I have always liked the automatic asset paths and thought they allowed the top level Rails applications as well as engine authors the ability to create namespaces via directories.

I read your whole email but kind of got lost. Is your main issue that creating a namespace via directories is a chore since it has to be done in 3 places?

Or a more concrete question. I am the author of the less-rails and the matching less-rails-bootstrap gems. I was very conscious about directory namespaces and made sure that my namespace for less-rails-bootstrap was "twitter/bootstrap". I am a firm believer that engines that deliver assets should follow this pattern. So the question, what would you suggest doing differently vs this setup?

https://github.com/metaskills/less-rails-bootstrap/tree/master/vendor/assets

- Ken

Thanks Ken, I’ll try to be more clear:

Asset gems often exist just to isolate those resources into a simple package to save everyone the trouble of reorganizing third-party files specially for the asset pipeline & maintaining that reorganization going forward. For some things the reorganization makes sense, and I won’t disagree with the way you’ve packaged the less-bootstrap gem. +1 for namespacing under “twitter/bootstrap”, but this isn’t necessarily about that.

The issue is that for drop-in use of third-party assets (from plain folders, not gems), I think it’s more logical to keep their files in one self-contained folder and namespace, without having to tease out and reorganize them. As a benefit, we can use a git submodule to update their whole package, and encapsulate access into it using manifest files.

I think I’ll end up settling on something like this:

vendor/assets/images/ # empty

vendor/assets/javascripts/ # empty

vendor/assets/stylesheets/ # empty

vendor/assets/packages/xyz/

vendor/assets/packages/xyz/random.js

vendor/assets/packages/xyz.js # manifest //= ./xyz/random.js

Using “packages” is there to nest everything one level down so I can isolate the “xyz” package into its own directory.

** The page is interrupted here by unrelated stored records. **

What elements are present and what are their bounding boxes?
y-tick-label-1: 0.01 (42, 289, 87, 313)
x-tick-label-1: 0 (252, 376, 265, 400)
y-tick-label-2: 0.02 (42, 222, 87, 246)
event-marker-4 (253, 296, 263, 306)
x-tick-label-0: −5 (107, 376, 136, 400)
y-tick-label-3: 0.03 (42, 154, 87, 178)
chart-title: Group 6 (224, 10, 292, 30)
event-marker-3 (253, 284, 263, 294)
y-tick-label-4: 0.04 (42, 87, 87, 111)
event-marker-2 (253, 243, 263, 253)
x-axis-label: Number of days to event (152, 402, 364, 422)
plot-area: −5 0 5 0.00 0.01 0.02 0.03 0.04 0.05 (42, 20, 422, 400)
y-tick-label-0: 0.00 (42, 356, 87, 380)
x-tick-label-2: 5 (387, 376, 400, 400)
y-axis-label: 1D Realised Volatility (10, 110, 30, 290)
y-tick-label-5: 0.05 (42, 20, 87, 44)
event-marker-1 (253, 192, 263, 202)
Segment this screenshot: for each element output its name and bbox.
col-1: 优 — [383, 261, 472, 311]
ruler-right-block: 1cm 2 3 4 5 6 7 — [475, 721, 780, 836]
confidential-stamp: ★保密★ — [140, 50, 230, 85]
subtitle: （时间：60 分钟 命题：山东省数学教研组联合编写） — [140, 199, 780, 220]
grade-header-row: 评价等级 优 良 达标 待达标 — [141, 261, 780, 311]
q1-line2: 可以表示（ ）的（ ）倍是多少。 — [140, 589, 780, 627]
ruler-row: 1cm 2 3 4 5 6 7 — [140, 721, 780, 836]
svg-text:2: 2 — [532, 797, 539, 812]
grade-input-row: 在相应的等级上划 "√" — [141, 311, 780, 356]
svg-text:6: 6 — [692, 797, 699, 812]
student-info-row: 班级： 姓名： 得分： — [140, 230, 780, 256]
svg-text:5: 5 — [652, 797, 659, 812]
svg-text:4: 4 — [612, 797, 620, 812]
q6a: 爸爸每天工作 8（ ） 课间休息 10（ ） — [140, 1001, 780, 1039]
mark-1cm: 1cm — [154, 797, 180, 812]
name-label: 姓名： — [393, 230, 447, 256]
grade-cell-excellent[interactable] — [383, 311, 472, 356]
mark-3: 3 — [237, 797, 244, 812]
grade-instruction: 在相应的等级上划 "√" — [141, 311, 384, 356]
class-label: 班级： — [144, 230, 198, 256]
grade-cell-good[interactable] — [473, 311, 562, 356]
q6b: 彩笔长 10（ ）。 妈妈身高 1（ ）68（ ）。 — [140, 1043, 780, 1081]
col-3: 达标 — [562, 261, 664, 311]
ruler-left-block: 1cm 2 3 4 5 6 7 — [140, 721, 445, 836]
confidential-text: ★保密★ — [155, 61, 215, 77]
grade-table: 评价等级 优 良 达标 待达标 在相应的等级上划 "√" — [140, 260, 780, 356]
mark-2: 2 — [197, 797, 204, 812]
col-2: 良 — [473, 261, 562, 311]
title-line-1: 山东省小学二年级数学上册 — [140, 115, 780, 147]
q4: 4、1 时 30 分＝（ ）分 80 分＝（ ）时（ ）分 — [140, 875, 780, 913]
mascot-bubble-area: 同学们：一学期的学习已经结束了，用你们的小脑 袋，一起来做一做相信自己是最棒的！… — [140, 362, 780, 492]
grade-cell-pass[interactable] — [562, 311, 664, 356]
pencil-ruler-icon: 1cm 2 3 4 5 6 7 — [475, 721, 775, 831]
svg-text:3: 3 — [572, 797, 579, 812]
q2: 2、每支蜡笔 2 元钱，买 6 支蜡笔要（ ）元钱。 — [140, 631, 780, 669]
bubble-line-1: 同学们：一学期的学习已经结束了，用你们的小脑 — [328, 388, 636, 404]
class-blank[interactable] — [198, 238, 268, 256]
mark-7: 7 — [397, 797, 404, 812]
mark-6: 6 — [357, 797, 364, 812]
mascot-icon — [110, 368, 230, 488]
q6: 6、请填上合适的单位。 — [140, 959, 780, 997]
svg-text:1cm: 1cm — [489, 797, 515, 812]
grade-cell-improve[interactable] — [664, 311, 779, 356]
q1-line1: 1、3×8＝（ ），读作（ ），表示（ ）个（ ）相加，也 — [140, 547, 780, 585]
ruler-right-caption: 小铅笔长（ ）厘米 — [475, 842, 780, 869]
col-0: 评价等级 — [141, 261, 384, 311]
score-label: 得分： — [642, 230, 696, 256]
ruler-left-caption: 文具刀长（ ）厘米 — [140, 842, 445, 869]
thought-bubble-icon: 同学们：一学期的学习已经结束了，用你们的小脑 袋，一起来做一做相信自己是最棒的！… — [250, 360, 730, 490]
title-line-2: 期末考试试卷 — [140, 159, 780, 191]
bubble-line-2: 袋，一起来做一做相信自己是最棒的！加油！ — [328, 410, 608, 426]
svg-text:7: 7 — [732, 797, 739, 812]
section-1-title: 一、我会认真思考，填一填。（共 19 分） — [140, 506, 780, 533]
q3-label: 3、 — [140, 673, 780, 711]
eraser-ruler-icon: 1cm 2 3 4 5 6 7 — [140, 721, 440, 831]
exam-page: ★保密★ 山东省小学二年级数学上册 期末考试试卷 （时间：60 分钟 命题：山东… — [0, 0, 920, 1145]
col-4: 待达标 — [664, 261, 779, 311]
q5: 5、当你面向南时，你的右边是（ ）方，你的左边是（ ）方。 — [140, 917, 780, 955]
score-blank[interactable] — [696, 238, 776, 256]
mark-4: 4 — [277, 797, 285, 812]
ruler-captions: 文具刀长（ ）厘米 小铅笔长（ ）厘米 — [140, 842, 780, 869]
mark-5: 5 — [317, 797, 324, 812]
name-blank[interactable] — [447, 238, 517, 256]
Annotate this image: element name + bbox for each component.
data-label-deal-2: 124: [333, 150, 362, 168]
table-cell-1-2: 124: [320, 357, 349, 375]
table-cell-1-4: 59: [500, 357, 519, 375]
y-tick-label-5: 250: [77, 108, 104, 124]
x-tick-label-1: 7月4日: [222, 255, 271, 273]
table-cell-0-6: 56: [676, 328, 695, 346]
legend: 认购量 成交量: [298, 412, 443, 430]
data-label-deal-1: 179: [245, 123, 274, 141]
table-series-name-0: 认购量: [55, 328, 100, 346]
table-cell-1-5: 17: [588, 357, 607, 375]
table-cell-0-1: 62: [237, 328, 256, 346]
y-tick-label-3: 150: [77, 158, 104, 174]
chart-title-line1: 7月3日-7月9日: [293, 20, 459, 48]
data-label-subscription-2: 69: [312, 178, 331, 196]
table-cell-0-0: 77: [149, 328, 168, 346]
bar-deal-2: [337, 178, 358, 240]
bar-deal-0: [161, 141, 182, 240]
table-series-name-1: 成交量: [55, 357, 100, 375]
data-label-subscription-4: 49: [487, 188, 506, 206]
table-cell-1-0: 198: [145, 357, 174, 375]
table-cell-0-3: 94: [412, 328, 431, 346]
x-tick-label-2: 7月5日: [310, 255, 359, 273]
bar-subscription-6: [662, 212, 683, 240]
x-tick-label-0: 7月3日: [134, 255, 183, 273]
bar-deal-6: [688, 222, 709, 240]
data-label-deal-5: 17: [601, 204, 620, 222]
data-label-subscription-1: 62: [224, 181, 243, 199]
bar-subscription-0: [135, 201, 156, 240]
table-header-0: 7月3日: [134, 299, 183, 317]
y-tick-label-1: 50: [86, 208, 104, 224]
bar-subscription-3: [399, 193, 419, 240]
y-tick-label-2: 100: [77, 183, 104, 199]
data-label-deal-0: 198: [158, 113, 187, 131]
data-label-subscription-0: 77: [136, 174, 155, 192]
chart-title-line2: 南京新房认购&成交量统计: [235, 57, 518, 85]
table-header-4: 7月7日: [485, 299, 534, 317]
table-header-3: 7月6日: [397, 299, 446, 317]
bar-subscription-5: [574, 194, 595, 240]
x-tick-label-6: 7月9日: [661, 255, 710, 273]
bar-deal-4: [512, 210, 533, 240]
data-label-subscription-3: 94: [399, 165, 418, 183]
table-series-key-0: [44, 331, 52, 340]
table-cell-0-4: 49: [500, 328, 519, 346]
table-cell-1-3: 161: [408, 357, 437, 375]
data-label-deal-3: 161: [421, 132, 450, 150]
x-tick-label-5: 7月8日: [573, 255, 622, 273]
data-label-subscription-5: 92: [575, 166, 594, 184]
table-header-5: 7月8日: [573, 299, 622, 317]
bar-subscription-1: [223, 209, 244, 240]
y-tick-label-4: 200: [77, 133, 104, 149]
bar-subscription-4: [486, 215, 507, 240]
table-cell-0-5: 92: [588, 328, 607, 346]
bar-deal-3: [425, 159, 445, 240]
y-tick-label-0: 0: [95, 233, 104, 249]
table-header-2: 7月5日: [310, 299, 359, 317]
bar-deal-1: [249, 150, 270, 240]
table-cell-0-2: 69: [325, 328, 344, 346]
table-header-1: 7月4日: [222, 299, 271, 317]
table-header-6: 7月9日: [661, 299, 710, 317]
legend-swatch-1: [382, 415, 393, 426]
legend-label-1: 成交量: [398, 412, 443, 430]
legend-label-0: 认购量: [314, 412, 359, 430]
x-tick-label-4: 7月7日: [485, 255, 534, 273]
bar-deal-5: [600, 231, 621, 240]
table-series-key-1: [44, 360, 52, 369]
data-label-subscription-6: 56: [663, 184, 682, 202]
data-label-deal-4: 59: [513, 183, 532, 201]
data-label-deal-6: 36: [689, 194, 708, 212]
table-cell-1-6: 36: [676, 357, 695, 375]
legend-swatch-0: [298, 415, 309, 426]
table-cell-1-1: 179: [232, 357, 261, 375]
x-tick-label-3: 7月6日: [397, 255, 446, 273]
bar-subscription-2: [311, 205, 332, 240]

There doesn’t seem to be any documentation or conventions for this so I wanted to open the discussion around how third-party assets should be handled for drop-in use.

My original point was that adding another folder of my own naming e.g. “assets/xyz” would shadow the standard folders: I don’t think that’s desired behaviour. I did update docrails to reflect how it currently works, but let’s discuss if the docs were originally right and Rails currently isn’t: https://github.com/lifo/docrails/commit/ad088f09

So, to be more concrete:

  1. Should asset paths be limited to (images|javascripts|stylesheets) instead of * glob to prevent accidental shadowing? (Other asset paths can be added explicitly.)

  2. If assets/* should remain, should Guides document how other directories in there are meant to be used? (e.g. just for adding extra file types like “flash”)

  3. Promote something like “vendor/assets/packages” as an optional convention, or bless it as a standard path for drop-in use of asset folders?